Roma’nın kuruluşu geleneksel inanca göre tamamen mitolojik bir tarih olan M.Ö. 21 Nisan 753 yılına dayanmaktadır. M.Ö. 1. Yüzyılda Romalı tarihçi Marcus Terentius Varro tarafından önerilen bu tarih kabul edilir ve Roma’nın kuruluşu 753 yılı olarak belirlenir.
Efsane, Numitor’un Latium bölgesinde kral iken kardeşi Amulius tarafından tahttan indirilmesi ile başlar. Amulius kardeşi Numitor’u tahttan indirir ve kızı Rhea Silva’yı da kendisine rakip olabilecek çocuklar doğurmasın diye Vesta Tapınağı’na rahibe olarak yerleştirir. Çünkü Vesta Tapınağı’nda hamile kalmanın cezası ölümdür. Fakat Rhea Silva tapınakta Savaş Tanrısı Mars’dan (Ares) hamile kalır. Rhea Silva ve Savaş Tanrısı’nın birlikteliğinden Remus ve Romulus adında ikiz erkek çocuk doğar. Haberi alan Amulius, Rhea Silva’yı Tiber Nehri’ne atar ve ikiz kardeşleri de bir sepet içinde Tiber Nehri’nin sularına bırakır.
Akıntı tarafından sürüklenen sepet bir süre sonra incir ağacının dallarına takılır. Remus ve Romulus’u Faustulus isminde ki çoban bulana kadar dişi bir kurt emzirir ve büyütür ve bu olay Roma’da birçok heykele konu olur.
Faustulus ve eşi tarafından büyütülen ikizler genç, güçlü birer savaşçı olurlar. Gerçek kimliklerini öğrenen Remus ve Romulus doğdukları yere geri döner, Amulius’u öldürür ve Numitor’u tekrar tahta çıkartırlar.
Buradan ayrılan Remus ve Romulus, sepet içinde kıyıya takıldıkları yere gidip burada şehir kurmaya karar verirler. Şehri kurmaya başladıkları sırada iki kardeş arasında basit bir anlaşmazlıktan dolayı kavga çıkar. Bir anlık öfkesine yenik düşen Romulus, kardeşi Remus’u öldürür ve şehri tek başına kurar. Romulus’un kurduğu bu şehir ‘’Roma’’ ismini alır.
Şehrin iskân yeri haline gelmesi için Romulus; kaçakları, hırsızları, sürgün edilmiş insanları burada toplamaya başlar. Hepsinin kralı haline gelen Romulus şehirde kadın nüfusu az olduğu için adamları ile bir çözüm yolu olarak şenlik düzenlerler ve komşu halk Sabin halkını da çağırırlar. Şenliğe katılan Sabin halkını savunmasız bir halde yakalayan Romulus ve adamları tüm kadınları, kızları kaçırırlar ve kendilerine eş yaparlar.
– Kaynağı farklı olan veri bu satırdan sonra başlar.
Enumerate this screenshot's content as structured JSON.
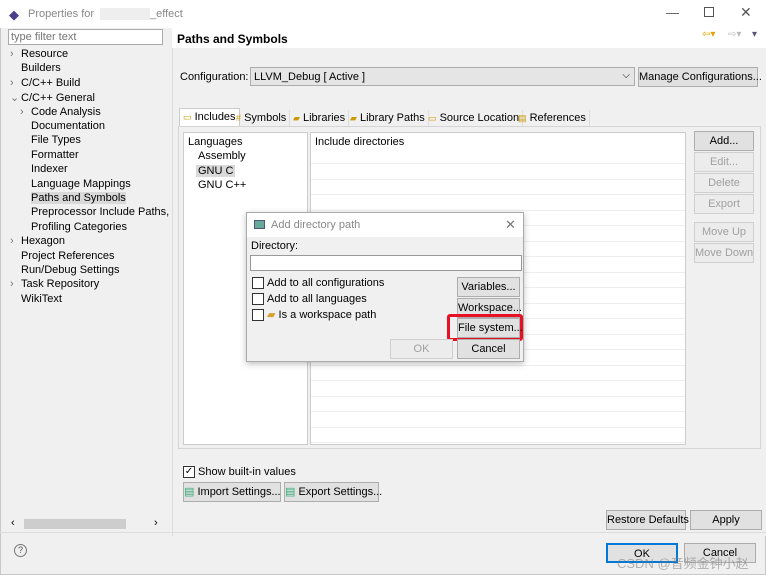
{
  "window": {
    "title": "Properties for",
    "title_suffix": "_effect"
  },
  "sidebar": {
    "filter_placeholder": "type filter text",
    "items": [
      {
        "label": "Resource",
        "arrow": "›"
      },
      {
        "label": "Builders",
        "arrow": ""
      },
      {
        "label": "C/C++ Build",
        "arrow": "›"
      },
      {
        "label": "C/C++ General",
        "arrow": "⌄"
      },
      {
        "label": "Code Analysis",
        "arrow": "›"
      },
      {
        "label": "Documentation",
        "arrow": ""
      },
      {
        "label": "File Types",
        "arrow": ""
      },
      {
        "label": "Formatter",
        "arrow": ""
      },
      {
        "label": "Indexer",
        "arrow": ""
      },
      {
        "label": "Language Mappings",
        "arrow": ""
      },
      {
        "label": "Paths and Symbols",
        "arrow": "",
        "selected": true
      },
      {
        "label": "Preprocessor Include Paths, M",
        "arrow": ""
      },
      {
        "label": "Profiling Categories",
        "arrow": ""
      },
      {
        "label": "Hexagon",
        "arrow": "›"
      },
      {
        "label": "Project References",
        "arrow": ""
      },
      {
        "label": "Run/Debug Settings",
        "arrow": ""
      },
      {
        "label": "Task Repository",
        "arrow": "›"
      },
      {
        "label": "WikiText",
        "arrow": ""
      }
    ]
  },
  "main": {
    "title": "Paths and Symbols",
    "config_label": "Configuration:",
    "config_value": "LLVM_Debug  [ Active ]",
    "manage_label": "Manage Configurations...",
    "tabs": [
      "Includes",
      "Symbols",
      "Libraries",
      "Library Paths",
      "Source Location",
      "References"
    ],
    "languages_header": "Languages",
    "languages": [
      "Assembly",
      "GNU C",
      "GNU C++"
    ],
    "include_header": "Include directories",
    "side_buttons": [
      "Add...",
      "Edit...",
      "Delete",
      "Export",
      "Move Up",
      "Move Down"
    ],
    "show_builtin": "Show built-in values",
    "import_label": "Import Settings...",
    "export_label": "Export Settings...",
    "restore_label": "Restore Defaults",
    "apply_label": "Apply"
  },
  "footer": {
    "ok": "OK",
    "cancel": "Cancel",
    "watermark": "CSDN @音频金钟小赵"
  },
  "dialog": {
    "title": "Add directory path",
    "directory_label": "Directory:",
    "directory_value": "",
    "checks": [
      "Add to all configurations",
      "Add to all languages",
      "Is a workspace path"
    ],
    "variables": "Variables...",
    "workspace": "Workspace...",
    "filesystem": "File system...",
    "ok": "OK",
    "cancel": "Cancel"
  },
  "colors": {
    "highlight": "#e81123",
    "selection": "#d9d9d9",
    "focus": "#0078d7"
  }
}
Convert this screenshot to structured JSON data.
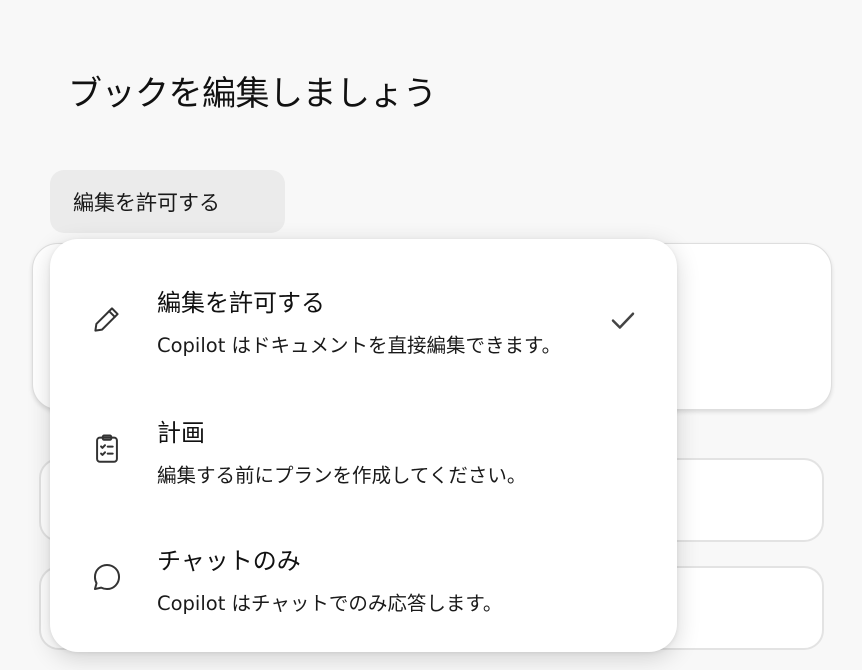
{
  "header": {
    "title": "ブックを編集しましょう"
  },
  "mode_trigger": {
    "label": "編集を許可する"
  },
  "dropdown": {
    "options": [
      {
        "title": "編集を許可する",
        "description": "Copilot はドキュメントを直接編集できます。",
        "icon": "pencil-icon",
        "selected": true
      },
      {
        "title": "計画",
        "description": "編集する前にプランを作成してください。",
        "icon": "clipboard-checklist-icon",
        "selected": false
      },
      {
        "title": "チャットのみ",
        "description": "Copilot はチャットでのみ応答します。",
        "icon": "chat-bubble-icon",
        "selected": false
      }
    ]
  }
}
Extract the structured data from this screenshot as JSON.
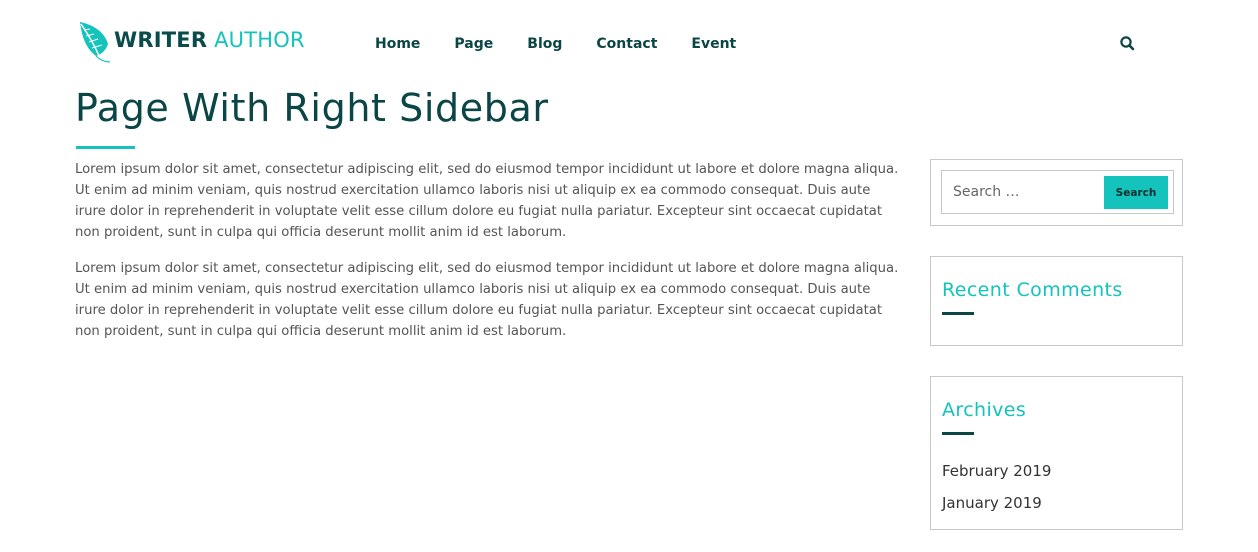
{
  "header": {
    "logo": {
      "icon": "feather-icon",
      "word1": "WRITER",
      "word2": "AUTHOR"
    },
    "nav": [
      "Home",
      "Page",
      "Blog",
      "Contact",
      "Event"
    ],
    "search_icon": "search-icon"
  },
  "main": {
    "title": "Page With Right Sidebar",
    "paragraphs": [
      "Lorem ipsum dolor sit amet, consectetur adipiscing elit, sed do eiusmod tempor incididunt ut labore et dolore magna aliqua. Ut enim ad minim veniam, quis nostrud exercitation ullamco laboris nisi ut aliquip ex ea commodo consequat. Duis aute irure dolor in reprehenderit in voluptate velit esse cillum dolore eu fugiat nulla pariatur. Excepteur sint occaecat cupidatat non proident, sunt in culpa qui officia deserunt mollit anim id est laborum.",
      "Lorem ipsum dolor sit amet, consectetur adipiscing elit, sed do eiusmod tempor incididunt ut labore et dolore magna aliqua. Ut enim ad minim veniam, quis nostrud exercitation ullamco laboris nisi ut aliquip ex ea commodo consequat. Duis aute irure dolor in reprehenderit in voluptate velit esse cillum dolore eu fugiat nulla pariatur. Excepteur sint occaecat cupidatat non proident, sunt in culpa qui officia deserunt mollit anim id est laborum."
    ]
  },
  "sidebar": {
    "search": {
      "placeholder": "Search …",
      "button_label": "Search"
    },
    "recent_comments": {
      "title": "Recent Comments"
    },
    "archives": {
      "title": "Archives",
      "items": [
        "February 2019",
        "January 2019"
      ]
    }
  },
  "colors": {
    "brand_dark": "#0b4546",
    "accent_teal": "#13c3bc",
    "body_text": "#555555",
    "border": "#c8c8c8"
  }
}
Ardından Sabine erkekleri ile savaşa giren Roma halkı, Sabin kadınlarının olaya dahil olması ile olası bir yenilgiden kurtulurlar. Sabin Kralı Tatius ve Romulus arasında bir barış antlaşması imzalanır ve iki halk iki kralın hükümdarlığı altında yaşamaya başlar. İlerleyen süreçte Tatius’un erken ölümü ile Romulus’un tek başına iki halkı yönetmesinin yolu açılır. Böylelikle yeni kurulan Roma şehrinde yeni bir toplum oluşturulmuş olur.